SALT LAKE CITY — In a scene that’s almost straight from “The Office,” a California man brought a dead raccoon into a San Francisco McDonald’s and sat down with it at a table.
What happened: A video, which KGO-TV defined as “disturbing and disgusting,” led the Department of Public Health to visit the McDonald’s and declare it safe.
- The Department of Environmental Health told KGO that the restaurant shut down for five hours on Sunday so it could disinfect the room. Health inspectors later said the room was safe.
- "We want to assure the public that McDonald's addressed the problem appropriately. They cleaned it, sanitized it, which is the main thing for us," said Stephanie Cushing, director of environmental health.
- Animal control removed the raccoon from the restaurant.
Reaction: McDonald's issued a statement: "Staff cleaned and sanitized the entire dining room and reopened the restaurant two hours later," the statement reads. "The health department visited the restaurant this afternoon and cleared the restaurant for full operations."
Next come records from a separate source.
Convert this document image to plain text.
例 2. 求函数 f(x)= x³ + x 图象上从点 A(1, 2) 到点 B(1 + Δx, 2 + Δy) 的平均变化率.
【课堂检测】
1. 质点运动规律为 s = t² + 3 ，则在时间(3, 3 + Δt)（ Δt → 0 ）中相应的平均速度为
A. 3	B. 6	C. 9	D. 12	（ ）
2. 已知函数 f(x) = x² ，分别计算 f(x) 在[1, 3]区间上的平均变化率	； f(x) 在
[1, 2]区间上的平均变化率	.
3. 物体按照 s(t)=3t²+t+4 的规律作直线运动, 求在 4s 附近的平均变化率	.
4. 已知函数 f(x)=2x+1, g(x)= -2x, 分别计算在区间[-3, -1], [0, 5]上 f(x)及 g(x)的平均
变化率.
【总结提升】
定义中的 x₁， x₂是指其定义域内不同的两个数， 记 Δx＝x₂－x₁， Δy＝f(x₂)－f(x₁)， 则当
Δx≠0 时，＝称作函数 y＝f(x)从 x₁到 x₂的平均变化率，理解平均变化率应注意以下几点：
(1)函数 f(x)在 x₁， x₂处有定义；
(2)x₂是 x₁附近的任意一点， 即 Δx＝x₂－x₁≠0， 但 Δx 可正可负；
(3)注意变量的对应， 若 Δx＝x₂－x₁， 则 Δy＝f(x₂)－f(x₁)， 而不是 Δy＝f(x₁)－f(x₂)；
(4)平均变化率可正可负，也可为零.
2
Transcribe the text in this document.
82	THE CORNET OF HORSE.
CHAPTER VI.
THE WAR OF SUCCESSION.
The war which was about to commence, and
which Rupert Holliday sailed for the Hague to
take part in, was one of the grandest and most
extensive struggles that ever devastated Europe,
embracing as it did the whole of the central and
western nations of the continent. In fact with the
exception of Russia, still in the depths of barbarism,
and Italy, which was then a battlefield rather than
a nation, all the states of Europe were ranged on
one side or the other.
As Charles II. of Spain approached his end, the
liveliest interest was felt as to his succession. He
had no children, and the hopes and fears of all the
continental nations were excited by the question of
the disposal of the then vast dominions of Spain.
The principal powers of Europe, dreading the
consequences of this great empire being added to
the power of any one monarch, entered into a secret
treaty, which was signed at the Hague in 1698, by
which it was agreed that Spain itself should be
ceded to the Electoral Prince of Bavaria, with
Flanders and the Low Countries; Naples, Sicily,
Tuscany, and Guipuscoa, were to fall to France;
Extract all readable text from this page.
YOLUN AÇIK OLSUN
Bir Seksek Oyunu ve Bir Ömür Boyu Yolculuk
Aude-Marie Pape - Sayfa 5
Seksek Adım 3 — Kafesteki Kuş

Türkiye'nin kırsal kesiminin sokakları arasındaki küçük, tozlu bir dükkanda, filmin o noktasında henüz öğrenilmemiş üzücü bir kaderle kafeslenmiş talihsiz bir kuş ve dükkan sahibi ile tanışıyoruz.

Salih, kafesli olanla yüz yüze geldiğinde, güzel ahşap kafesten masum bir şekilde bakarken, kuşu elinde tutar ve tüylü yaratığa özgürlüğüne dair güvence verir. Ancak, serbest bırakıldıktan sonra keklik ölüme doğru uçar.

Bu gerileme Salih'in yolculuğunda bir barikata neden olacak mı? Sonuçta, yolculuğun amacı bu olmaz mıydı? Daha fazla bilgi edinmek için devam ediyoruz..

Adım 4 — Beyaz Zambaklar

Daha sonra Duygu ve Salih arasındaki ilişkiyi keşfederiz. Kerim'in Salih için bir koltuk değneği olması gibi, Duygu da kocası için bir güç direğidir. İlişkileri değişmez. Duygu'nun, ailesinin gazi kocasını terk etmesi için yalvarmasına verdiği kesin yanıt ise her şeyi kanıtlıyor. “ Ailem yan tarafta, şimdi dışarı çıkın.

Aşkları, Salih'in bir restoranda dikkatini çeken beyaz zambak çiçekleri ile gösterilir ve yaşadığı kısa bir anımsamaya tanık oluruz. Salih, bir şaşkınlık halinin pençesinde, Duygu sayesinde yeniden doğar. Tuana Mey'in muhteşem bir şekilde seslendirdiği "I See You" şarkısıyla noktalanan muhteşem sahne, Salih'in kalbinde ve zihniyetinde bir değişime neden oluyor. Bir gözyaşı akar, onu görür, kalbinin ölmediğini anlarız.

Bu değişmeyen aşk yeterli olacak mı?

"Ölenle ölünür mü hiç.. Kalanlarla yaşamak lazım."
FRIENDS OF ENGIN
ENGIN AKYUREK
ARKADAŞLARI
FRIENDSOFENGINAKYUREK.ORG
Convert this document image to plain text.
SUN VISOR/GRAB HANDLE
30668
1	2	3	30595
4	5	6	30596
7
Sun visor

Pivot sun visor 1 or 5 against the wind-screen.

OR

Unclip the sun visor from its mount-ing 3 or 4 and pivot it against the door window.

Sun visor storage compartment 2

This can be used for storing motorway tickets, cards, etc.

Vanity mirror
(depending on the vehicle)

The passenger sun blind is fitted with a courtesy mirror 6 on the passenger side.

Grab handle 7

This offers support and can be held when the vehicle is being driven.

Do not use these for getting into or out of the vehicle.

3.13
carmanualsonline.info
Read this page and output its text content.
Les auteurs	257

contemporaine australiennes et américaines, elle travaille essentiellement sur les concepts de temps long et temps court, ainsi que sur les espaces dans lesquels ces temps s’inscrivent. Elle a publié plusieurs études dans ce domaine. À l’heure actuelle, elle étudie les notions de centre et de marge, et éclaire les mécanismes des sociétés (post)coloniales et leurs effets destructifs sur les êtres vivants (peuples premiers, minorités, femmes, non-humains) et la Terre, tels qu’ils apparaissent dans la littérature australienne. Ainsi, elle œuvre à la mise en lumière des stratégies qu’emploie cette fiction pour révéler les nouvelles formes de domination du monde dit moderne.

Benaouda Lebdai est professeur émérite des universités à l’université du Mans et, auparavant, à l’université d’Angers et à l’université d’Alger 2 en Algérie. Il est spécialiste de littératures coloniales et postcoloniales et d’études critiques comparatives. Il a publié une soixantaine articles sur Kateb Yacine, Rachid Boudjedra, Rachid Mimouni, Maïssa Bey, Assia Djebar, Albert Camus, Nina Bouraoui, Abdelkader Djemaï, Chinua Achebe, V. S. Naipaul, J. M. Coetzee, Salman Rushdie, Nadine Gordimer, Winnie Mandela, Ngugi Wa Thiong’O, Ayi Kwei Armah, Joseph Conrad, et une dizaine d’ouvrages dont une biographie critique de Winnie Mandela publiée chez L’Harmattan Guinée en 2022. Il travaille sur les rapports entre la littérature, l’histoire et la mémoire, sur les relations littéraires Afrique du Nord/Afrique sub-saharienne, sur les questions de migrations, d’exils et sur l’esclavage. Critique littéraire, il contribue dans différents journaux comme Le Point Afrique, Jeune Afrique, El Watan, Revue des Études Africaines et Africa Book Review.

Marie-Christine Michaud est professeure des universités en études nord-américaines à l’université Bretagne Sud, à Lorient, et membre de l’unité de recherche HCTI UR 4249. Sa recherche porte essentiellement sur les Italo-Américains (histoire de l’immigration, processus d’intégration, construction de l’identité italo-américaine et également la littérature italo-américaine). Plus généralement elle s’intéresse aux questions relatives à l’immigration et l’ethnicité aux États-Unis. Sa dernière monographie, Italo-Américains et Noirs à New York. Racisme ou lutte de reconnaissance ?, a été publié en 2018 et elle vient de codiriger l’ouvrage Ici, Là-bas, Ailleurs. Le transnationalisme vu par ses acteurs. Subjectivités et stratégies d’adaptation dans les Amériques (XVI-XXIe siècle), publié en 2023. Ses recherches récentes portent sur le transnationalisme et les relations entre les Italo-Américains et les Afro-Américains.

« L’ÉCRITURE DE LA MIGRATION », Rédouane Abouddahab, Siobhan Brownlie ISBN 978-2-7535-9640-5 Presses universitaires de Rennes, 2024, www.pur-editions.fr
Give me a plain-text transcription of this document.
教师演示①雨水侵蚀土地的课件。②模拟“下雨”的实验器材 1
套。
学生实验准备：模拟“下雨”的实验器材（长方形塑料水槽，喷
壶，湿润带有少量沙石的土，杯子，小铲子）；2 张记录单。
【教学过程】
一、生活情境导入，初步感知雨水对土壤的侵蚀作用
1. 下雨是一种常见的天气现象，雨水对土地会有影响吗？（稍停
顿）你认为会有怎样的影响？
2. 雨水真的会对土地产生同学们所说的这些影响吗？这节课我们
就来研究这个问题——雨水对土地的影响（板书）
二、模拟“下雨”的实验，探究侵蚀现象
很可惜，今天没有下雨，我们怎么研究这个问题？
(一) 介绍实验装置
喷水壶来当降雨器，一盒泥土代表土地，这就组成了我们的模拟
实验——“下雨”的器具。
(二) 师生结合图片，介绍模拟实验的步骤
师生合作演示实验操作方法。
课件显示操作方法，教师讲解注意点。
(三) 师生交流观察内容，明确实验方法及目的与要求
Why it matters: According to SF Gate, “the incident is quickly becoming a symbol of the tough situation the city faces with mentally ill citizens and the businesses grappling with serving them.”5 comments on this story
- San Francisco Police Department officers visited the scene and gave the man who brought in the raccoon a mental health evaluation. They decided not to detain him.
- "Based on our information, he didn't meet the criteria (for psychiatric detention)," said Officer Adam Lobsinger, according to SF Gate. "We always offer services. The city has a number of services. When we do a mental health detention, that's a little more in-depth. That means you're a threat to yourself or to others."
- According to SF Gate, “While the condition of the man with the raccoon can't be confirmed, the incident is an example of the type of difficult situation San Francisco business owners can find themselves in when serving customers who are addicted to drugs or potentially mentally ill.”
- Rachel Kagan with the city's department of public health said San Francisco has troubled people who need help.
- "There are troubled people in our city and there are many ways many city agencies are working together to provide support and care for those people as well as to provide public safety protection and improve the quality of life for everybody," she said.